L’approche militaire d’«au temps pour moi» et d’«au temps pour les crosses» renvoient aux ordres erronés dans l’apprentissage du maniement d’armes (fusil sur l’épaule, présentez arme et toutes ces sortes de choses qui n’évoquent que les souvenirs nostalgiques d’une jeunesse irrémédiablement passée à ceux qui n’ont plus les vingt ans de leur service militaire). Par extension, «au temps pour moi» est prononcé par celui qui s’est trompé et s’en rend compte avant les autres.

Néanmoins, l’usage de «autant pour moi» — forme elliptique de «c’est autant pour moi» — est revendiquée par maintes usagères et usagers qui ne méconnaissent pas les finesses de la langue. L’immense Maurice Grevisse, dans le Bon Usage (10e éd., 1975, § 989, 2, note 1) mentionne les usages de «au temps», mais souligne qu’il peut y avoir doute. Il rappelle qu’André Thérive (Querelles de langage, tome II) estimait que «au temps» pourrait être une orthographe pédantesque pour «autant».

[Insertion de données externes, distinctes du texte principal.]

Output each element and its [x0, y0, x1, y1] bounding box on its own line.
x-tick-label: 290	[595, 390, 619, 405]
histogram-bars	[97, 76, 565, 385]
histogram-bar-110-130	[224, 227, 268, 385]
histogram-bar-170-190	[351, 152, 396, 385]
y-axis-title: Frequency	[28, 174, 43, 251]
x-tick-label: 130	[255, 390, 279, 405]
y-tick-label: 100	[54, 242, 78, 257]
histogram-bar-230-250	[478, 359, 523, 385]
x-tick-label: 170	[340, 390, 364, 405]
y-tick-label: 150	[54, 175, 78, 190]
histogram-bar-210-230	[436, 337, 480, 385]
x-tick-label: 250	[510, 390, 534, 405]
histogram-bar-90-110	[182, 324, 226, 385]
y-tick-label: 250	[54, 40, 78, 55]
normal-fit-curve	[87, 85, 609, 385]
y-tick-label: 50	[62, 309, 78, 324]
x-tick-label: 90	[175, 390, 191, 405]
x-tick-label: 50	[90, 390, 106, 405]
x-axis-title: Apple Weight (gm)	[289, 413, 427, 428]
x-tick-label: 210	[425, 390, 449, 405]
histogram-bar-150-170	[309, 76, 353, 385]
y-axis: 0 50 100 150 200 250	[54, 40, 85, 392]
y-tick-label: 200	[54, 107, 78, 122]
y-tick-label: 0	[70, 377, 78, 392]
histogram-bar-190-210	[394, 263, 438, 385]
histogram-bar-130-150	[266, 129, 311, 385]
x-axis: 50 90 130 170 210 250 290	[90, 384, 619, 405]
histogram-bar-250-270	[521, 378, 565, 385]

Pour sa part, Claude Duneton, dans une chronique langagière parue dans le Figaro (18/12/2003), a développé une argumentation en faveur de la graphie «autant pour moi».

Le choix reste donc ouvert (du moins lorsqu’il s’agit de signaler une erreur), en fonction des préférences de chacun ou des circonstances. Mais, en tout état de cause, on doit utiliser «autant pour moi» s’il est question d’une même chose ou d’une quantité et non d’une erreur.

En voici un exemple, dans ce cas qui met en scène deux personnes prenant le thé chez une troisième :

—Combien de sucres dans votre thé?
— Deux pour moi, s’il vous plaît ! annonce la première.
— Autant pour moi ! ajoute la seconde.